Jobs data from the past several months has shown that women are losing more jobs overall than men. Between February and May, 11.5 million women lost their jobs, compared to 9 million men during the same period. Additionally, women accounted for 55 percent of the 20.5 million jobs lost in April, according to BLS statistics. That sent the unemployment rate for adult women skyrocketing - 13 percent compared to just 3.1 percent in February.

This recession will be different for men and women, according to National Women’s Law Center Director of Research Jasmine Tucker. “Coming into this recession, women were just starting to come back [from the 2008 recession], just reached the majority of the workforce,” she said in an interview. “All of those jobs that women had gained in a decade were lost in one month.”

One reason women are impacted so greatly is that they tend to work in sectors that are hardest hit. Hospitality & leisure, retail, and education & healthcare, where women work in high numbers, have been affected by state-mandated closures and declines in revenue. According to the National Women’s Law Center’s research, in April, women made up 48% of the retail workforce but lost 62% of the jobs.

Women, the nation’s primary caregivers, are also more likely to leave work to handle childcare than their male counterparts. To accommodate that need, many women work part-time or shift jobs for maximum flexibility, and those jobs were among the first cut.

An estimated 51 percent of American communities don’t have licensed child care options available, according to the Center for American Progress; many of them rural or predominantly minorities. These shortages, known as “childcare deserts,” can have an outsized impact on working parents in low-paying jobs.

According to Tucker, many working parents won’t have much of a choice. “The jobs that can be done remotely are the higher-paid, male-dominated ones. The female ones will be done in person,” she said. Tucker also cites the gender wage gap as another contributing factor to moms staying home, if they co-parent with a male partner. School and summer camp closures may be adding insult to injury.

Women of color are also disproportionately affected by job loss. 18.8 percent of Black women lost their jobs between February and April, according to BLS data. Economists at Grant Thorton also estimate that there are millions of undocumented workers who are jobless but are not represented in government statistics, according to a recent report.
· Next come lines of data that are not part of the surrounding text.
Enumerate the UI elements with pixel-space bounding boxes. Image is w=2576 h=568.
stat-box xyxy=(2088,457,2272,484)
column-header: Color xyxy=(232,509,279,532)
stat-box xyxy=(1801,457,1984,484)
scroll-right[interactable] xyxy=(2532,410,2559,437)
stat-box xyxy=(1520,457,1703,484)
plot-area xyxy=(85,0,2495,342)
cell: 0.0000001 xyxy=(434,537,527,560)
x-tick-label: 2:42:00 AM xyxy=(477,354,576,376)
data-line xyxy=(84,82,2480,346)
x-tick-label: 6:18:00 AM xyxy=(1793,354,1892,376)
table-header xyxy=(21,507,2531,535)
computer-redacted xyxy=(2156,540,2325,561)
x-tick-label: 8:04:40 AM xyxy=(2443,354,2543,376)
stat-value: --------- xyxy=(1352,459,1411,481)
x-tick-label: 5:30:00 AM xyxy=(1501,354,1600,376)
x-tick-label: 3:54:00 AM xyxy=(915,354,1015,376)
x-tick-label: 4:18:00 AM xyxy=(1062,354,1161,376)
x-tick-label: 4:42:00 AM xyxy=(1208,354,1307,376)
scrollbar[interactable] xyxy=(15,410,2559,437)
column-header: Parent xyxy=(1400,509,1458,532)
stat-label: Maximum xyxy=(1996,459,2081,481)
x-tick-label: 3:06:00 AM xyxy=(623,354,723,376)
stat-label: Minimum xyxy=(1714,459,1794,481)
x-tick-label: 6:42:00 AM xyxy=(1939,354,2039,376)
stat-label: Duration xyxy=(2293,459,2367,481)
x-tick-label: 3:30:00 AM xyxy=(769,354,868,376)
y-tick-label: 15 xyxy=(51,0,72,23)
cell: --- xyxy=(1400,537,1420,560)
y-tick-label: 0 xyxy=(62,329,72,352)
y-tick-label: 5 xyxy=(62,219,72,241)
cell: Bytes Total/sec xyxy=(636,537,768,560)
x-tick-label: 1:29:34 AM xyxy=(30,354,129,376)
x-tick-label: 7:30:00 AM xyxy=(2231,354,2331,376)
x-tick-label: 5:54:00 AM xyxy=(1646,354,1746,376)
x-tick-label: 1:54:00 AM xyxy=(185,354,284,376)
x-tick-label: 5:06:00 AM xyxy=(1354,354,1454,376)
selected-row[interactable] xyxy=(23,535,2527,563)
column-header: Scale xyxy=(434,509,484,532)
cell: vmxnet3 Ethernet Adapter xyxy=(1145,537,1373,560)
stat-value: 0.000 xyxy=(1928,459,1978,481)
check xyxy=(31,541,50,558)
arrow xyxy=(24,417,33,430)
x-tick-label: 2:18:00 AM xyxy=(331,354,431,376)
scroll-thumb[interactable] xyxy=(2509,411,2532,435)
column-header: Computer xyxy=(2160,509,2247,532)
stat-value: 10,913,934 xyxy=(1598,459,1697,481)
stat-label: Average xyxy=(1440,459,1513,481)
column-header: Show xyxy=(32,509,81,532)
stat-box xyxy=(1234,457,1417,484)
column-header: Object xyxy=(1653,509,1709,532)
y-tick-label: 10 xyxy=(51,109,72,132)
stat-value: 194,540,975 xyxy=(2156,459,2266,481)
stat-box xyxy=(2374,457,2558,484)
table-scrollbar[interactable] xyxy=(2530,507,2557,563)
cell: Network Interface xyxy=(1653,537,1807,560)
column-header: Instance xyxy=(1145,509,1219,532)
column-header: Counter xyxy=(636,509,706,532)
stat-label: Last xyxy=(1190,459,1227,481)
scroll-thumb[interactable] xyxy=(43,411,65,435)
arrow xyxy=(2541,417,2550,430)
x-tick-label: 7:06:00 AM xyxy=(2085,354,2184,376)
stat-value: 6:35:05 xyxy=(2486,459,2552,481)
Older women are impacted as well. In fact, women over 55 have seen the biggest increase in their unemployment rate - as of May, 5.5 times higher than it was in January, more than any other group.

According to Lisa Marsh Ryerson of the AARP Foundation, these job losses can have a resounding impact on older workers’ financial stability for the long haul.

“We know that for older workers, that often takes twice as long to get back into the workforce,” she said in an interview last month. “When they're able to get back into the workforce, the older worker is often hired at a lower rate than they previously had in their career or with a job which is further jeopardizing their financial security over time.”

For many women, the job loss connected to coronavirus may be especially difficult to recover from. Some experts think that jobs will not return at all - according to a new University of Chicago working paper, over a third of all jobs lost may be permanent.